Этайн не услышала, как исчез Гримнир: она заметила, что его нет рядом, лишь когда обернулась, непонимающе подняв бровь. Только тогда она увидела, как по гальке, прижавшись к земле, бесшумно крадется черная тень и мерцает, словно звездный луч, сакс. Этайн прижала ладонь к губам, но не посмела даже пискнуть. Предчувствуя участь старого дана, она взмолилась Богу о его душе…

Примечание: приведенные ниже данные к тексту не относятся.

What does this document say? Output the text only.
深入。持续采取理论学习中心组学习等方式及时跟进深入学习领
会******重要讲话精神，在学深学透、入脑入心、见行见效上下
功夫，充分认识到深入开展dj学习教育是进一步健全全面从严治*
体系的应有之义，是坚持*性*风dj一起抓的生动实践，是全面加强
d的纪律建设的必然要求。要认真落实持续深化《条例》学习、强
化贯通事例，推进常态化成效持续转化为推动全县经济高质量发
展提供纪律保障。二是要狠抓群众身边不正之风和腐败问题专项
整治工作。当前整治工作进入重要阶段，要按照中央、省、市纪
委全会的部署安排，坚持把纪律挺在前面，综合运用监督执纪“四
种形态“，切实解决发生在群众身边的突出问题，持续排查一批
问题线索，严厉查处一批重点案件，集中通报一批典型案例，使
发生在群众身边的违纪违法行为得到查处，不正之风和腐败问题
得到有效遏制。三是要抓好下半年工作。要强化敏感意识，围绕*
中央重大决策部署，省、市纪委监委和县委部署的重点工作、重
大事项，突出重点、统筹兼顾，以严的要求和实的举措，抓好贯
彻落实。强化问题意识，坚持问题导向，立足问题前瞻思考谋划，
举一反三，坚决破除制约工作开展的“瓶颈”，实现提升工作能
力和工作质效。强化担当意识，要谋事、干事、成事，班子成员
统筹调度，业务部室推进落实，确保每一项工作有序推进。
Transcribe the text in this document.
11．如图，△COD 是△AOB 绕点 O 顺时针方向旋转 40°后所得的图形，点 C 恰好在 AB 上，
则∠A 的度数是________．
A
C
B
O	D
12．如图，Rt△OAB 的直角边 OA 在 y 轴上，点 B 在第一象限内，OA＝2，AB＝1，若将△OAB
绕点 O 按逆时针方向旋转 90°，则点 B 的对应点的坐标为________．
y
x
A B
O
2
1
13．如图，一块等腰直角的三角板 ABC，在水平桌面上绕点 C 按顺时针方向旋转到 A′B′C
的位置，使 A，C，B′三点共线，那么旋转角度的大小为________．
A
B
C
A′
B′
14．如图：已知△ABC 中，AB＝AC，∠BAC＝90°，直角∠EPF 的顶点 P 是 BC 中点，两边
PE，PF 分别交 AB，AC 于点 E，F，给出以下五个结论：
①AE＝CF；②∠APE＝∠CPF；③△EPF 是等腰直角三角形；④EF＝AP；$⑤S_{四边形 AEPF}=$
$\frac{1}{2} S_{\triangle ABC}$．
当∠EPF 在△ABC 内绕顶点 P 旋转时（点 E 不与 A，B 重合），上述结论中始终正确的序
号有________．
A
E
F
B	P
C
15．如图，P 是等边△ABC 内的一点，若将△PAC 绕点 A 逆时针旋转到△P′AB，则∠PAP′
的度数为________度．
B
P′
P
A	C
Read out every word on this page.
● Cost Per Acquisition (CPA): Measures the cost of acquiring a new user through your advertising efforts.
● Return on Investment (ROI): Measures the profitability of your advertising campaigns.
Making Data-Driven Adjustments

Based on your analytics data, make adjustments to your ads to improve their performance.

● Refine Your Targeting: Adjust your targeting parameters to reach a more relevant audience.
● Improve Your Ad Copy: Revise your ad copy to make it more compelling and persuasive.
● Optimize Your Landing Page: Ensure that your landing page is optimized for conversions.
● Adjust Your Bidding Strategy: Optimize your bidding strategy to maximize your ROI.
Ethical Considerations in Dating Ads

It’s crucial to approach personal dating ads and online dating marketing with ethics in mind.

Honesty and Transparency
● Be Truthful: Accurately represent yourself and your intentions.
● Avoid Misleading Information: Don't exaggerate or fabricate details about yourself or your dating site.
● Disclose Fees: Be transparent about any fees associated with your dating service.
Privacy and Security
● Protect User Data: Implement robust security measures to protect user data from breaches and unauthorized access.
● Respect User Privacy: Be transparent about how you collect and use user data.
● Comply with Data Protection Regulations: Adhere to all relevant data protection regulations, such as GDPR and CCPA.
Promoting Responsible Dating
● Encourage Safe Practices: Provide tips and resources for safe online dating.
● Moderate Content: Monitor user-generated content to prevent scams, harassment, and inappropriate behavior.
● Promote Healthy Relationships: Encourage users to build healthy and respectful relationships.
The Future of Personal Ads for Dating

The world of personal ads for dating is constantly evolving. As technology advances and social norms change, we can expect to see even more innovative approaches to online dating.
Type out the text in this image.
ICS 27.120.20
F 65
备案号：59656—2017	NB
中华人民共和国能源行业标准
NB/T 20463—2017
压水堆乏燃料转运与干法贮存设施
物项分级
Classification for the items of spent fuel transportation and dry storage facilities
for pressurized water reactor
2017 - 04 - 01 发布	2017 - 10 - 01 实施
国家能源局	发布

– Afi! – крикнул кто-то детским голоском. У самой дальней лодки в ряду показался лохматый мальчишка: он несся вперед, размахивая деревянным мечом. Гримнир замер; ребенок вдруг резко остановился, и Этайн до крови прикусила язык. Старый дан протянул руки к внуку. Но мальчик побледнел, будто увидел призрака. Он бросил меч и с оглушительным криком помчался обратно в деревню. Озадаченный старик обернулся посмотреть, что же напугало мальчика…

…Но на берегу никого не было.

Этайн выдохнула в ладонь, благодаря про себя Бога, что Гримнир спрятался за бортом лодки, где его было не разглядеть. Он все еще был готов к драке. Старый дан покачал головой и ринулся вслед за внуком, чтобы тот не поднял на уши всю деревню.

Гримнир сидел неподвижно, пока тот не добрался до крайнего дома, а после все с той же злобой махнул Этайн рукой и уперся плечом в киль лодки. Дерево заскребло о камень: Гримнир толкал судно к спокойным водам бухты.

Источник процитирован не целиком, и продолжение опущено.